Ce bon M. Grignard avait été fort amoureux, dans sa jeunesse, d’une actrice de province ; il n’était alors que garçon épicier, et c’est en allant porter du sucre et du café chez la demoiselle, qu’il s’était épris de ses charmes. Comme elle payait rarement, elle lui prodiguait les billets de parterre ; et Dieu sait si Grignard allait chaque soir l’applaudir de bon cœur !

Sans la crainte de la misère et des coups de bâton dont son oncle l’aurait généreusement gratifié, le pauvre garçon aurait cédé aux sollicitations de la petite actrice ; elle prétendait qu’avec une figure aussi expressive, qu’avec la mémoire et les petits talents qu’elle connaissait à Grignard, il ferait un excellent jeune premier. Elle se réjouissait à la seule idée de lui voir quitter le tablier de toile pour revêtir l’habit brodé en paillettes, ou le frac élégant, et changer sa casquette de cuir contre le chapeau à plumet. Cependant, le garçon à la casquette était toujours certain de trouver un bon dîner à la table de son bourgeois, et l’acteur au plumet blanc était souvent exposé à dîner par cœur ; mais l’amour se livre-t-il à de semblables réflexions ?

C’en était fait des destins de Grignard, sans la banqueroute opportune du directeur de la troupe et le départ précipité de la jeune première, qu’un vieux célibataire des environs s’était chargé de faire engager à un petit théâtre de Paris.

Rendu à la raison par la nécessité, Grignard continua à se livrer au commerce ; mais ce ne fut pas sans garder un vif regret des succès qu’il s’était promis dans sa carrière dramatique.

Parvenu, par la mort de son oncle, au grade d’épicier, de chef de maison, il avait vieilli dans l’habitude des chiffres, sans préjudice de l’amour des arts, et c’est à sa passion connue pour le théâtre qu’il avait dû l’honneur d’être invité à nos représentations. Qu’on juge de sa joie en apprenant le projet qui circulait déjà dans plusieurs boutiques !
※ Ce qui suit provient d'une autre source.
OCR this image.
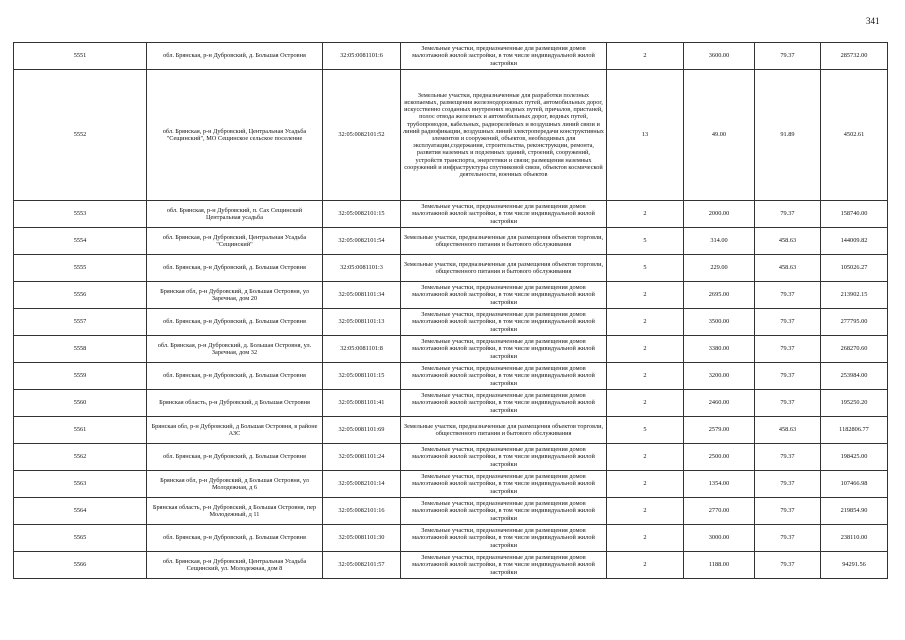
341
5551	обл. Брянская, р-н Дубровский, д. Большая Островня	32:05:0081101:6	Земельные участки, предназначенные для размещения домов малоэтажной жилой застройки, в том числе индивидуальной жилой застройки	2	3600.00	79.37	285732.00
5552	обл. Брянская, р-н Дубровский, Центральная Усадьба "Сещинский", МО Сещинское сельское поселение	32:05:0082101:52	Земельные участки, предназначенные для разработки полезных ископаемых, размещения железнодорожных путей, автомобильных дорог, искусственно созданных внутренних водных путей, причалов, пристаней, полос отвода железных и автомобильных дорог, водных путей, трубопроводов, кабельных, радиорелейных и воздушных линий связи и линий радиофикации, воздушных линий электропередачи конструктивных элементов и сооружений, объектов, необходимых для эксплуатации,содержания, строительства, реконструкции, ремонта, развития наземных и подземных зданий, строений, сооружений, устройств транспорта, энергетики и связи; размещения наземных сооружений и инфраструктуры спутниковой связи, объектов космической деятельности, военных объектов	13	49.00	91.89	4502.61
5553	обл. Брянская, р-н Дубровский, п. Сах Сещинский Центральная усадьба	32:05:0082101:15	Земельные участки, предназначенные для размещения домов малоэтажной жилой застройки, в том числе индивидуальной жилой застройки	2	2000.00	79.37	158740.00
5554	обл. Брянская, р-н Дубровский, Центральная Усадьба "Сещинский"	32:05:0082101:54	Земельные участки, предназначенные для размещения объектов торговли, общественного питания и бытового обслуживания	5	314.00	458.63	144009.82
5555	обл. Брянская, р-н Дубровский, д. Большая Островня	32:05:0081101:3	Земельные участки, предназначенные для размещения объектов торговли, общественного питания и бытового обслуживания	5	229.00	458.63	105026.27
5556	Брянская обл, р-н Дубровский, д Большая Островня, ул Заречная, дом 20	32:05:0081101:34	Земельные участки, предназначенные для размещения домов малоэтажной жилой застройки, в том числе индивидуальной жилой застройки	2	2695.00	79.37	213902.15
5557	обл. Брянская, р-н Дубровский, д. Большая Островня	32:05:0081101:13	Земельные участки, предназначенные для размещения домов малоэтажной жилой застройки, в том числе индивидуальной жилой застройки	2	3500.00	79.37	277795.00
5558	обл. Брянская, р-н Дубровский, д. Большая Островня, ул. Заречная, дом 32	32:05:0081101:8	Земельные участки, предназначенные для размещения домов малоэтажной жилой застройки, в том числе индивидуальной жилой застройки	2	3380.00	79.37	268270.60
5559	обл. Брянская, р-н Дубровский, д. Большая Островня	32:05:0081101:15	Земельные участки, предназначенные для размещения домов малоэтажной жилой застройки, в том числе индивидуальной жилой застройки	2	3200.00	79.37	253984.00
5560	Брянская область, р-н Дубровский, д Большая Островня	32:05:0081101:41	Земельные участки, предназначенные для размещения домов малоэтажной жилой застройки, в том числе индивидуальной жилой застройки	2	2460.00	79.37	195250.20
5561	Брянская обл, р-н Дубровский, д Большая Островня, в районе АЗС	32:05:0081101:69	Земельные участки, предназначенные для размещения объектов торговли, общественного питания и бытового обслуживания	5	2579.00	458.63	1182806.77
5562	обл. Брянская, р-н Дубровский, д. Большая Островня	32:05:0081101:24	Земельные участки, предназначенные для размещения домов малоэтажной жилой застройки, в том числе индивидуальной жилой застройки	2	2500.00	79.37	198425.00
5563	Брянская обл, р-н Дубровский, д Большая Островня, ул Молодежная, д 6	32:05:0082101:14	Земельные участки, предназначенные для размещения домов малоэтажной жилой застройки, в том числе индивидуальной жилой застройки	2	1354.00	79.37	107466.98
5564	Брянская область, р-н Дубровский, д Большая Островня, пер Молодежный, д 11	32:05:0082101:16	Земельные участки, предназначенные для размещения домов малоэтажной жилой застройки, в том числе индивидуальной жилой застройки	2	2770.00	79.37	219854.90
5565	обл. Брянская, р-н Дубровский, д. Большая Островня	32:05:0081101:30	Земельные участки, предназначенные для размещения домов малоэтажной жилой застройки, в том числе индивидуальной жилой застройки	2	3000.00	79.37	238110.00
5566	обл. Брянская, р-н Дубровский, Центральная Усадьба Сещинский, ул. Молодежная, дом 8	32:05:0082101:57	Земельные участки, предназначенные для размещения домов малоэтажной жилой застройки, в том числе индивидуальной жилой застройки	2	1188.00	79.37	94291.56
— Quelle erreur ! répond-il aux gens qui en médisent ; c’est tenter le diable, dites-vous, c’est perdre son temps ! et quel temps est jamais mieux employé que celui qu’on donne à une leçon de morale ? Connaissez-vous une pièce où les défauts des hommes ne soient point bafoués, et où leurs crimes ne soient pas punis ? Ne sont-elles pas remplies de belles tirades sur la probité, la morale, et tout ce qu’on prêche de plus saint ? N’est-ce pas un sermon continuel qui ne diffère des autres que parce qu’il est amusant ? Croyez-moi, vous ne pouvez choisir un délassement plus propice à l’éducation de vos enfants. Cela leur apprendra les belles manières ; quand on a joué la comédie, qu’on a parlé en public, on est plus hardi avec le monde, l’on sait mieux vanter sa marchandise ; sans compter qu’on apprend l’orthographe sans s’en douter. Je vous en offre un exemple, ajoutait Grignard ; car je dois le peu que j’en sais aux rôles que me faisait autrefois répéter la charmante Aspasie.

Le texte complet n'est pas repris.